Une quarantaine de minutes avant le début de la séance, le contrat à terme portant sur le CAC 40 était à l'équilibre (+0,04%). A 9H05, l'indice phrase grapille 0,23%. Lundi, le CAC 40 a gagné 7,77 points, soit 0,10%, à 8.281,61 points.

« L'attention se tourne vers les indicateurs macroéconomiques américains » et « le marché devrait rester nerveux et réactif au moindre chiffre », relève John Plassard, responsable de la stratégie d'investissement à Cité Gestion Private Bank.

Les investisseurs décortiqueront notamment la publication des ventes aux détails dans la première économie mondiale pour le mois de décembre, attendue vers 14H30 (heure de Paris). Suivront jeudi les chiffres de l'emploi et vendredi l'inflation pour janvier.

Ces indicateurs sont déterminants pour évaluer la future politique monétaire de la Réserve fédérale américaine (Fed).

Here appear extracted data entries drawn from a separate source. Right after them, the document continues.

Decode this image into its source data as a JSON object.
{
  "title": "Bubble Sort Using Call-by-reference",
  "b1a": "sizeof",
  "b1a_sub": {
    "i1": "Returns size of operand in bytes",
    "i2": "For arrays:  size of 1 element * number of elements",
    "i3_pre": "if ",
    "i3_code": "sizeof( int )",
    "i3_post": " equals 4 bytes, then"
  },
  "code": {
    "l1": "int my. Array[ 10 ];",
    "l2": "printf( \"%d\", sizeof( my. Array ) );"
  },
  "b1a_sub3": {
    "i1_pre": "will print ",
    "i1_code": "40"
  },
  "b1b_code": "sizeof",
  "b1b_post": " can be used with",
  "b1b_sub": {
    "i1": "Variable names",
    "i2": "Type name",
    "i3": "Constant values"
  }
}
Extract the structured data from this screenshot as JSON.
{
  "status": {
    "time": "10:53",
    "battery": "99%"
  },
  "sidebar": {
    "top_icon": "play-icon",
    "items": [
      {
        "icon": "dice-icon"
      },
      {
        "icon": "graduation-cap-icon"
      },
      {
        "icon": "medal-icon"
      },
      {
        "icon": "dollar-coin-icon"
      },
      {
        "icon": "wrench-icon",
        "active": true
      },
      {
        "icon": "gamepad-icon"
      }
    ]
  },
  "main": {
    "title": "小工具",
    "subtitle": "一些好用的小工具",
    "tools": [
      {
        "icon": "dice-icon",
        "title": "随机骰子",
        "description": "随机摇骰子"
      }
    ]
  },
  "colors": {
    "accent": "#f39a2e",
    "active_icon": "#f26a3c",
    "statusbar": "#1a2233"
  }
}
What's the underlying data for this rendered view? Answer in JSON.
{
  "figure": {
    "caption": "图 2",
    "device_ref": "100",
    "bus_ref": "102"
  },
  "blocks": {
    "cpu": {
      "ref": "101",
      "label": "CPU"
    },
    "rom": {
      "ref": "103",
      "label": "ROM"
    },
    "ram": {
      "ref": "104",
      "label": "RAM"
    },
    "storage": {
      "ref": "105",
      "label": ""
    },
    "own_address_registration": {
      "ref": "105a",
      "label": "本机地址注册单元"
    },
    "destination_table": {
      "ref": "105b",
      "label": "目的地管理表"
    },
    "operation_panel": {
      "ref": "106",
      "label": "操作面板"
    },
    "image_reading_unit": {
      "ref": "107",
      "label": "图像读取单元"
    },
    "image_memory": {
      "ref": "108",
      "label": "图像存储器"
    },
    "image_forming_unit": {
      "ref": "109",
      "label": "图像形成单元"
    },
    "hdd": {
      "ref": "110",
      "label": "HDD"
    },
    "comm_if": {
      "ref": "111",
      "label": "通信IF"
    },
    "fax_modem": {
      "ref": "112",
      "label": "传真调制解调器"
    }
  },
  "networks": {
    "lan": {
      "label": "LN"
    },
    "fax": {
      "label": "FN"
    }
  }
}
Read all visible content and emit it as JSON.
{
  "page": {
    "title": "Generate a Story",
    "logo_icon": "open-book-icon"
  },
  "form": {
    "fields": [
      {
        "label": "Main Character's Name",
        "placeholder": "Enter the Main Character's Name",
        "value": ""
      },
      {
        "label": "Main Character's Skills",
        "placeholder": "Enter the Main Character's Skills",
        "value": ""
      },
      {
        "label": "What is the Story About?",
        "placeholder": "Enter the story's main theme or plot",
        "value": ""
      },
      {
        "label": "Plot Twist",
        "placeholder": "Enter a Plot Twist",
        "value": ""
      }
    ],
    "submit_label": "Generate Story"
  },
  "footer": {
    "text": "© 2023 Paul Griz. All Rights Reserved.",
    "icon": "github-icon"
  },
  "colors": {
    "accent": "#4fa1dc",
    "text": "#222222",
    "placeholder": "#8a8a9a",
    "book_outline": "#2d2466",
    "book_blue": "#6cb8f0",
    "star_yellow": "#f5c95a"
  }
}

Plus l'inflation et l'activité sont faibles, plus l'institution monétaire sera susceptible de baisser ses taux, ce qui est favorable aux actions.

Autre point d'attention des marchés : la publication des résultats d'entreprises des deux côtés de l'Atlantique.

Aux Etats-Unis, on attend notamment les chiffres du quatrième trimestre du géant de l'agroalimentaire Coca Cola, du constructeur automobile Ford et du laboratoire Gilead.

En Europe, les investisseurs scruteront la publication annuelle du groupe pharmaceutique AstraZeneca, du pétrolier BP et de la banque Barclays à Londres et du géant du streaming musical Spotify à Stockholm.

Parmi les valeurs à suivre

A Paris, ce sont les résultats du groupe du luxe Kering qui vont capter l'attention et influencer l'ensemble du secteur du luxe.

Le propriétaire de Gucci, lancé dans une restructuration depuis l'arrivée en septembre de son nouveau directeur général Luca de Meo, a annoncé mardi des ventes en baisse de 13% en 2025 et un plongeon de son bénéfice net de 93,6%.

En 2025, le résultat net de Kering s'élève à 72 millions d'euros et ses ventes à 14,67 milliards d'euros, un peu en-dessous du consensus d'analystes établi par Bloomberg qui prévoyait des ventes annuelles de 14,8 milliards d'euros.